5 tips for a standout CV

Headshot of article author Margaret O'Neill

Margaret O’Neill is a Careers Consultant and accredited coach with over 20 years of experience in top business schools, working with international students of all ages, backgrounds, and experiences.

Your CV is usually the first thing a recruiter will look at – and if you’ve applied online, along with hundreds of others, you probably have at best 10 seconds to impress. You want the reader to see the impact you’ve had in previous roles so they can understand how you can add value for them. So your CV needs to be clear, relevant and impactful to keep the recruiter reading beyond the “golden half-page” and down to your actual achievements.

1. Remember the basics: Name, email and mobile number (no need for street address), followed by qualifications, then work experience in reverse chronological order. You can finish with relevant extra curricula activities and interests, particularly if they demonstrate skills that you’ve not otherwise been able to incorporate in your work experience.
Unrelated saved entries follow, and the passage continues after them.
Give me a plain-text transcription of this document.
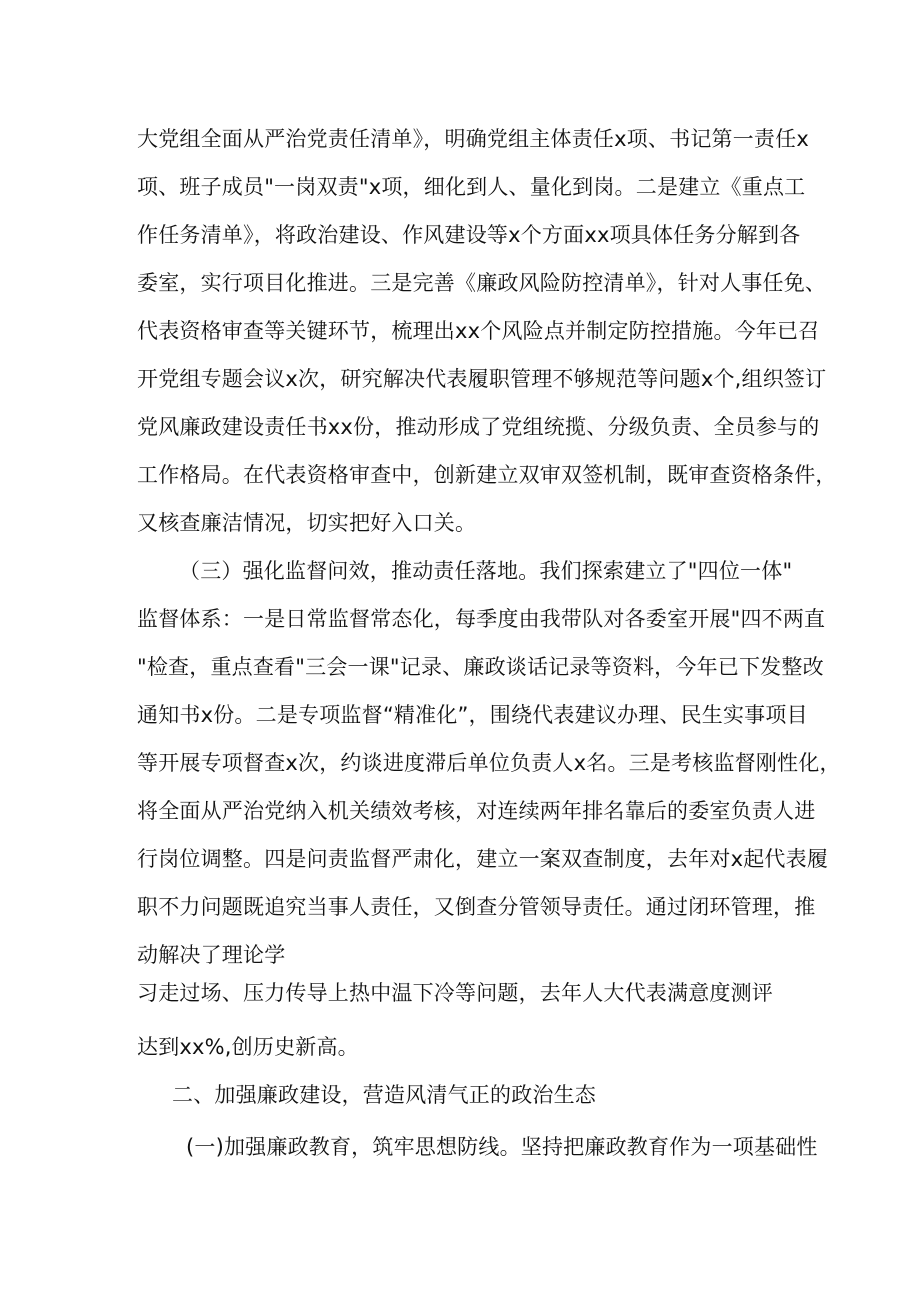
大党组全面从严治党责任清单》，明确党组主体责任x项、书记第一责任x
项、班子成员"一岗双责"x项，细化到人、量化到岗。二是建立《重点工
作任务清单》，将政治建设、作风建设等x个方面xx项具体任务分解到各
委室，实行项目化推进。三是完善《廉政风险防控清单》，针对人事任免、
代表资格审查等关键环节，梳理出xx个风险点并制定防控措施。今年已召
开党组专题会议x次，研究解决代表履职管理不够规范等问题x个,组织签订
党风廉政建设责任书xx份，推动形成了党组统揽、分级负责、全员参与的
工作格局。在代表资格审查中，创新建立双审双签机制，既审查资格条件，
又核查廉洁情况，切实把好入口关。
（三）强化监督问效，推动责任落地。我们探索建立了"四位一体"
监督体系：一是日常监督常态化，每季度由我带队对各委室开展"四不两直
"检查，重点查看"三会一课"记录、廉政谈话记录等资料，今年已下发整改
通知书x份。二是专项监督“精准化”，围绕代表建议办理、民生实事项目
等开展专项督查x次，约谈进度滞后单位负责人x名。三是考核监督刚性化，
将全面从严治党纳入机关绩效考核，对连续两年排名靠后的委室负责人进
行岗位调整。四是问责监督严肃化，建立一案双查制度，去年对x起代表履
职不力问题既追究当事人责任，又倒查分管领导责任。通过闭环管理，推
动解决了理论学
习走过场、压力传导上热中温下冷等问题，去年人大代表满意度测评
达到xx%,创历史新高。
二、加强廉政建设，营造风清气正的政治生态
(一)加强廉政教育，筑牢思想防线。坚持把廉政教育作为一项基础性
Competitive sports or equivalent, such as volunteering is always worth including. It’s shorthand for commitment, discipline and team contribution.
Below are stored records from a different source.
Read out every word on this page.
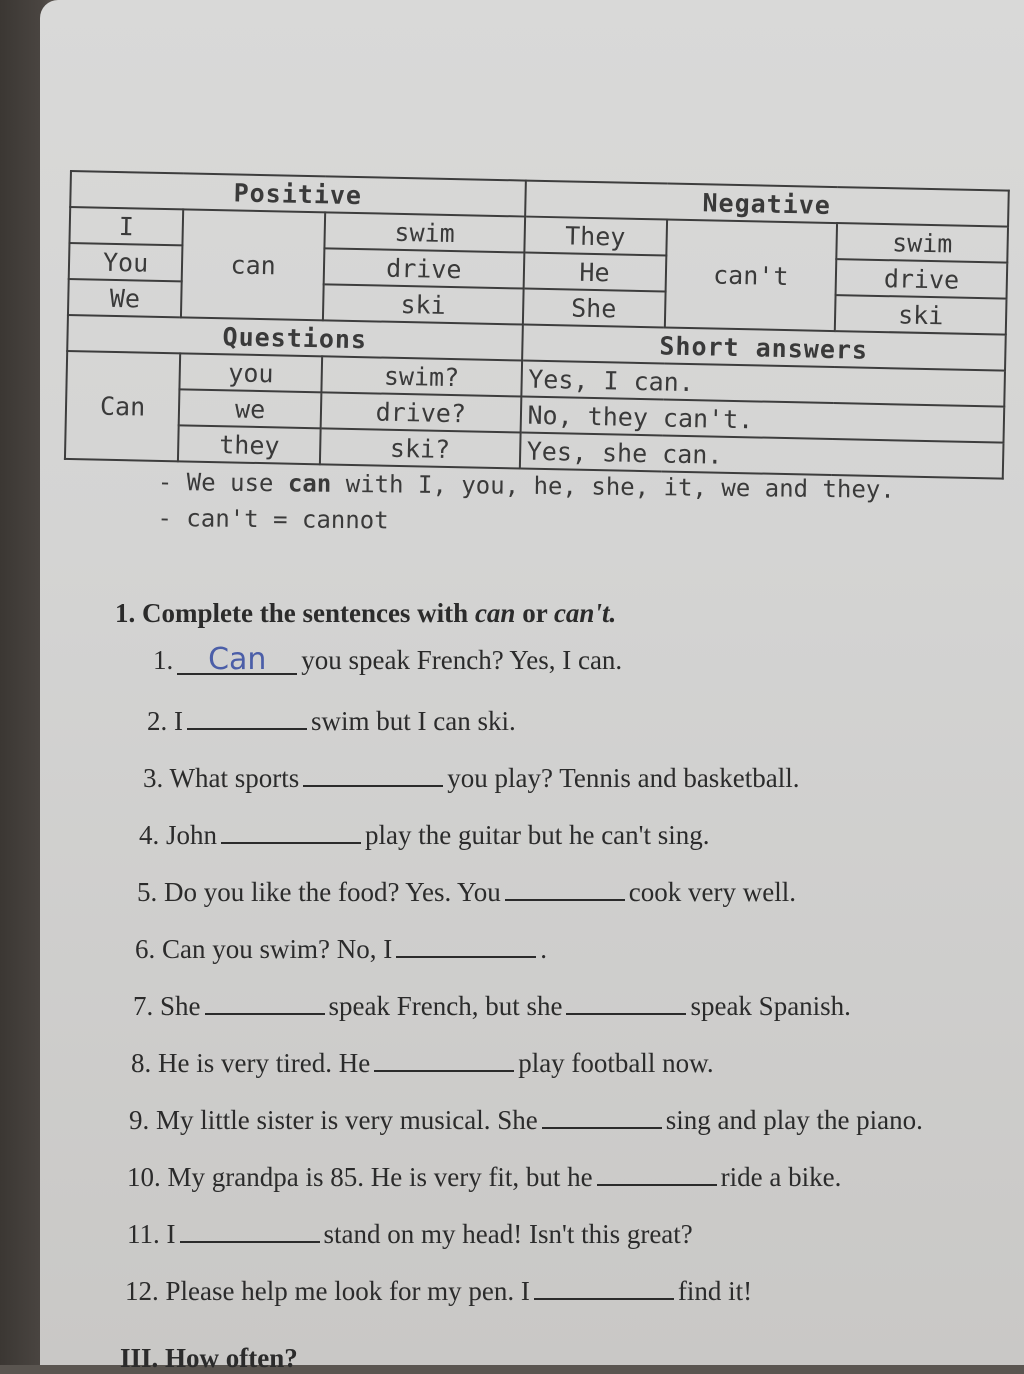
Positive			Negative		
I	can	swim	They	can't	swim
You		drive	He		drive
We		ski	She		ski
Questions			Short answers		
Can	you	swim?	Yes, I can.		
	we	drive?	No, they can't.		
	they	ski?	Yes, she can.		
- We use can with I, you, he, she, it, we and they.
- can't = cannot
1. Complete the sentences with can or can't.
1. Can you speak French? Yes, I can.
2. I	swim but I can ski.
3. What sports	you play? Tennis and basketball.
4. John	play the guitar but he can't sing.
5. Do you like the food? Yes. You	cook very well.
6. Can you swim? No, I	.
7. She	speak French, but she	speak Spanish.
8. He is very tired. He	play football now.
9. My little sister is very musical. She	sing and play the piano.
10. My grandpa is 85. He is very fit, but he	ride a bike.
11. I	stand on my head! Isn't this great?
12. Please help me look for my pen. I	find it!
III. How often?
2. Put yourself in the shoes of the recruiter, who might be reading these all day. Keep your CV simple, clear, no fancy fonts, nothing beneath 10pt, ideally one page, no more than two. Ditch the acronyms, jargon and superlatives - this is a marketing document, not your life story. Less is more.

3. Keep it relevant. I’d suggest you keep a spreadsheet of achievements from your previous roles and pick out those that speak directly to the skills and experience required for the job you’re applying for. Mirror the words and language used in the job description so you’re already speaking like you are “one of them”. Include only the most impactful and relevant - don’t make the reader wade through a lot of wordy bullets to find the nuggets that demonstrate what you can do for them.
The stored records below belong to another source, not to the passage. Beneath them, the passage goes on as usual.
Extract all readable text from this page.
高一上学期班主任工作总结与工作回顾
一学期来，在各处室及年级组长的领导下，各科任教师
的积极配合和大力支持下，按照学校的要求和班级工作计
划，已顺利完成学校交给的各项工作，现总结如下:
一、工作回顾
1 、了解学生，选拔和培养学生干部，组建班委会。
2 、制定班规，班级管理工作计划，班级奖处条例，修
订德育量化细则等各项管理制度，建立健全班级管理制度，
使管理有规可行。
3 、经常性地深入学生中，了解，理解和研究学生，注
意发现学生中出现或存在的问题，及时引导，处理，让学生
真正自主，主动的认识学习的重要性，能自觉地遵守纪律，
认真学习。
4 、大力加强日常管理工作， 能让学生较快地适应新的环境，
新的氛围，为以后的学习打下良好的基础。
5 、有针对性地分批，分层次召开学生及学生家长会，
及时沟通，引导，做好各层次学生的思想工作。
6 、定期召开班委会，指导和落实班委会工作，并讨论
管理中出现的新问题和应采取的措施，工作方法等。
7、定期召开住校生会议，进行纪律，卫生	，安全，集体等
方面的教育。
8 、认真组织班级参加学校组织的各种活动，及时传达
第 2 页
4. Think about impact and achievement, not responsibilities. Listing your previous job description says nothing about how good you were at it. Describe your most impressive, relevant achievements in each role in the past active tense; if you can quantify them, so much the better. That’s not always possible, but if you have improved a process to make it more efficient, delivered a project under tight time and budget constraints, saved time or money – say so, with actual examples.

5. Finally, get a friend or colleague to proofread your CV to ensure it’s grammatically correct – we all become word-blind when we go over the same document many times and that’s how errors slip in. It’s useful to ask your reader what they most remember from your CV – is this the impression you want to leave? If it’s not, what do you need to change?
Good luck! It takes time and effort to get the CV right, but if it gets you in front of the right people, it’s worth it!